There are only 2 places (other than Dr’s offices and the hospital) that I know Merton visited in Bardstown: the home of Thompson Willett and Hawk’s.
“It looks pretty run-down, do you think this is it?” Bryan asked. Tell you the truth, I don’t remember ever being at Hawk’s except at night, so I never was really sure what it looked like from the outside, but it was not a "fancy" place when I knew it the 50’s and 60’s. We would call ahead and then go as a big group. It always felt like a “secret” place. Special. And the best food in town.

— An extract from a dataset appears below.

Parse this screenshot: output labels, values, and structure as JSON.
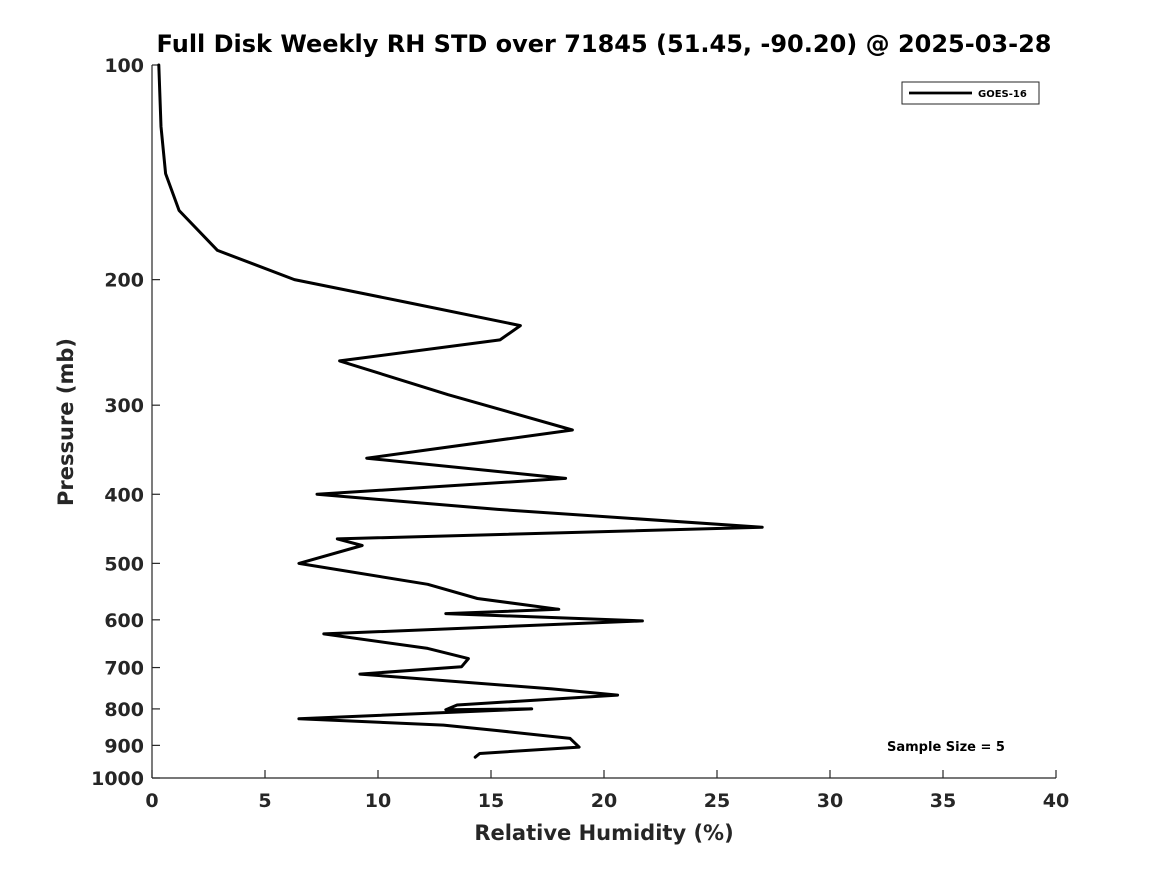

My guess is that Merton came to know Hawk through his friendship with Thompson Willett, a local Catholic businessman (distillery owner).
On the night that Martin Luther King died, Merton went to the restaurant to be with his local Negro friends, Colonel Hawk and his daughter, Beatrice Rogers. Merton writes in his journal:
“Hawk with his arm around me saying, “This is my BOY, this is my FRIEND.” … I could cry.” (“The Other Side of the Mountain”, p. 78)
The barriers were removed in the early 1960’s and the restaurant continued to thrive. I am not sure if it is still operational, it’s hard to tell from the photo. The last time I was there was probably in about the mid 1980’s. Colonel Hawk was alive and the walls were decorated with photos of Merton.
Baptist minister, Will Campbell, claims that he was Merton’s close friend and they would slip away from Gethsemane to “enjoy country music and go to places like Colonel Hawk’s on the backside of Bardstown, Ky., and enjoy lamb fries and illegal whiskey in the back room.”